Gaps in cover getting wider as exposures in Europe increase
Insurance cover for environmental losses is often incomplete or even non-existent without a dedicated environmental policy in place. That is the conclusion of a new research paper from the International Underwriting Association (IUA) examining potential environmental claims scenarios.
The report highlights the gaps in cover that exist when relying on standard public liability and property policies, or even public liability policies with regulatory clean up and contamination costs extensions.
It highlights a range of potential loss scenarios that could affect different business sectors and result in incidents that are costly and time consuming to handle.
“What is most striking about the scenarios is that it is easy to imagine a wide range of businesses being involved in an environmental incident,” commented IUA director of market services Chris Jones (pictured). “Environmental liability is clearly not only the preserve of heavy industry.”
Among the scenarios the research paper covers are dust problems on a construction site, failure of a hotel’s oil tank, a spill of pesticide during transportation and pollution of a car park from poorly maintained drains.
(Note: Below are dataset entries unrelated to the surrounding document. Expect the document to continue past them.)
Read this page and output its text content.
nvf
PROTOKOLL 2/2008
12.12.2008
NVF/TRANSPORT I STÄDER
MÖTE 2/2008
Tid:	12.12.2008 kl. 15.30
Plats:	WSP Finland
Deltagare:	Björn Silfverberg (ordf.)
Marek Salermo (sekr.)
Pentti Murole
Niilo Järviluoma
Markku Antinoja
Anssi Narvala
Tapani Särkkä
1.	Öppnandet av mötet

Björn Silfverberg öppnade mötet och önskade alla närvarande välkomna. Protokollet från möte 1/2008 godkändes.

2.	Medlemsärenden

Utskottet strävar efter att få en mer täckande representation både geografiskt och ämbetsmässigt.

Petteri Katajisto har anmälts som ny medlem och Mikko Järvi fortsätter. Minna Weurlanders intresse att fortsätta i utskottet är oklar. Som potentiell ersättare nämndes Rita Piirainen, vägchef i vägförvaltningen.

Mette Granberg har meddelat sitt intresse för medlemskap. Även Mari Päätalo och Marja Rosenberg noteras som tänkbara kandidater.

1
All the scenarios are based on real life examples.
The key message of the report is that the gap between the range of environmental liabilities to which organisations are now exposed and the liability cover provided by traditional insurance policies has become uncomfortably wide and will get wider.
“It is important to remember that environmental liabilities are often difficult to manage,” added Jones. “They can take a long time to resolve and involve much technical input, which, without an insurer’s help, may prove a considerable burden.
“The importance of having adequate environmental insurance in place has significantly heightened with the introduction of the EU Environmental Liability Directive, which is based on the ‘polluter pays’ principle,” he continued. “This places strong emphasis on risk assessment, management and prevention by operators.
“Many EU member states have also required operators to put in place financial security to meet potential liabilities under the directive. So far, the UK has not imposed such a measure but may yet choose to do so.”